Major General Smedley Darlington Butler, one of the most colorful officers in the Marine Corps' long history, was one of the two Marines who received two Medals of Honor for separate acts of outstanding heroism.  General Butler, later known to thousands of Marines as "Ol' Gimlet Eye", was born July 30, 1881.  He was still in his teens when, on 20 May 1898, he was appointed a second lieutenant in the Marine Corps for the War with Spain.  His first Medal of Honor was presented following action at Vera Cruz, Mexico, 21 and 22 April 1914, where he commanded the Marines who landed and occupied the city.  General Butler (then a major) "was eminent and conspicuous in command of his Battalion.  He exhibited courage and skill in leading his men through the action of the 22'd and in the final occupation of the city".  The following year, he was awarded the second Medal of Honor for bravery and forceful leadership as Commanding Officer of detachments of Marines and seamen of the USS Connecticut in repulsing Caco resistance at Fort Riviere, Haiti, 17 November 1915.

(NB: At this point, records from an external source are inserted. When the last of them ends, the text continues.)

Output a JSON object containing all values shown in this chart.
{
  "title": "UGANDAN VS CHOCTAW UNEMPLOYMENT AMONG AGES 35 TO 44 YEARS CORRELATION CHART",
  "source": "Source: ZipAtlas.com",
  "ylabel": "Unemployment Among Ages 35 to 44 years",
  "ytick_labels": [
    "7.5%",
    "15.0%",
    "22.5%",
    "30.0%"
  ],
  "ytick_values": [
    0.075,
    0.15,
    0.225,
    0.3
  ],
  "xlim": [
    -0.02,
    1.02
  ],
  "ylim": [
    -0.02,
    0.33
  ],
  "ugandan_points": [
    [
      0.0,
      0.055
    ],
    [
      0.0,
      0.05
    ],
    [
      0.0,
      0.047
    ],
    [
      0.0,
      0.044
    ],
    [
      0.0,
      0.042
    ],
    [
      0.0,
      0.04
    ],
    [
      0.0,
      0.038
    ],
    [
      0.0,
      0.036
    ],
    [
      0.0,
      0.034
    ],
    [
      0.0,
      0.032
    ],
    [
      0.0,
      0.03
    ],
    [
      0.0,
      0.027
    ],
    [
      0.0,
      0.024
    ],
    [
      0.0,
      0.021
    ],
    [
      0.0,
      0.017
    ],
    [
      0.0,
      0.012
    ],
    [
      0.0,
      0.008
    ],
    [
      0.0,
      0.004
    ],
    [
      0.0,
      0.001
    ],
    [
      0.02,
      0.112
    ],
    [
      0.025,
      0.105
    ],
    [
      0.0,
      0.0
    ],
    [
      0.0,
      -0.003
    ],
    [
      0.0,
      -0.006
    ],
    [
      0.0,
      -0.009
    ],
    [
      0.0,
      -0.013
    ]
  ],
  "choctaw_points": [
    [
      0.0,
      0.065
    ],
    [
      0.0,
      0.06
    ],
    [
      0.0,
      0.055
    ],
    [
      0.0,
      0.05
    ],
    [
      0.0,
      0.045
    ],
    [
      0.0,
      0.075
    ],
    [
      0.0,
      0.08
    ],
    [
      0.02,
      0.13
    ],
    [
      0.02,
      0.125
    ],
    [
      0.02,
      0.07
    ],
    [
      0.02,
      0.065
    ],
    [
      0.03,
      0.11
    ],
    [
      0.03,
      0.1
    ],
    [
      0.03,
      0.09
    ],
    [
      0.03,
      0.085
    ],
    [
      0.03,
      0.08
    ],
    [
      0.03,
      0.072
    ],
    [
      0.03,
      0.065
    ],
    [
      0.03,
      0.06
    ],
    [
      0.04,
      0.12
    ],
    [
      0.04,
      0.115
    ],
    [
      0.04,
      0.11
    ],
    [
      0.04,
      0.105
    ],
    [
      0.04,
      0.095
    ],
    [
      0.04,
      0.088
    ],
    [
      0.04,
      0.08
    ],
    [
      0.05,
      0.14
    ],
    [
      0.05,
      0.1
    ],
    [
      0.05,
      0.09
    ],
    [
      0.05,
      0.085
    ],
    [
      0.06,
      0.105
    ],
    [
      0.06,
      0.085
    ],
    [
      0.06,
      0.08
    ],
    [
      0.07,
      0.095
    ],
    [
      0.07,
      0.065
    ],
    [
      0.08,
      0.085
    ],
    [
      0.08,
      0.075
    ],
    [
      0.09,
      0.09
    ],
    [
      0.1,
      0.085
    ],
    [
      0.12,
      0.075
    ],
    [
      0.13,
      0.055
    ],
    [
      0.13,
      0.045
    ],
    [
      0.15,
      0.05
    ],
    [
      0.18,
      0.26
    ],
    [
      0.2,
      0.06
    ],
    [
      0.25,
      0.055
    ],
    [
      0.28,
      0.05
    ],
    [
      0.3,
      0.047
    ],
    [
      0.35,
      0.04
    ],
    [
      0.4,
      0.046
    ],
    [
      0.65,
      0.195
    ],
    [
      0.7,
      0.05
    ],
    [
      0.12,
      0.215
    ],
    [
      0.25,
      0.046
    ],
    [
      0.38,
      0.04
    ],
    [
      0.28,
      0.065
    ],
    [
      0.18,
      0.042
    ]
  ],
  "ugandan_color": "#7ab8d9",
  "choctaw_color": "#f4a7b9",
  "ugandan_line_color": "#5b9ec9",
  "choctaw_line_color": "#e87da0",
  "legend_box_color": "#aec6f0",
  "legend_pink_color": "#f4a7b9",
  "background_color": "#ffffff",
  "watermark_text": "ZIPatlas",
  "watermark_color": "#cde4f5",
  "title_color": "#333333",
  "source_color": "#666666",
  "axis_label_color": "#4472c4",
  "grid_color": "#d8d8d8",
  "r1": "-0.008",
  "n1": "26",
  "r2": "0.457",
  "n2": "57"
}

During World War I, he commanded the 13th Regiment of Marines in France.  For exceptionally meritorious service, he was awarded the Army Distinguished Service Medal, the Navy Distinguished Service Medal, and the French Order of the Black Star.  When he returned to the United States in 1919, he became Commanding General of the Marine Barracks, Quantico, Virginia, and served in this capacity until January 1924, when he was granted leave of absence to accept the post of Director of Public Safety of the City of Philadelphia.  In February 1926, he assumed command of the Marine Corps Base at San Diego, California.  In March 1927, he returned to China for duty with the 3d Marine Brigade.  From April to 31 October he again commanded the Marine Barracks at Quantico.  On 1 October 1931, he was retired upon his own application after completion of 33 years service in the Marine Corps.  General Butler died at the Naval Hospital, Philadelphia, on 21 June 1940, following a four-week illness.  General Butler was descendant of two old and distinguished families of Quakers.  His father was Thomas S. Butler, for over thirty years a Representative in Congress from the Delaware-Chester County district of Pennsylvania, and a longtime chairman of the House Naval Affairs Committee.  The general's mother was a Darlington and a Hicksite Friend, daughter of Smedley Darlington.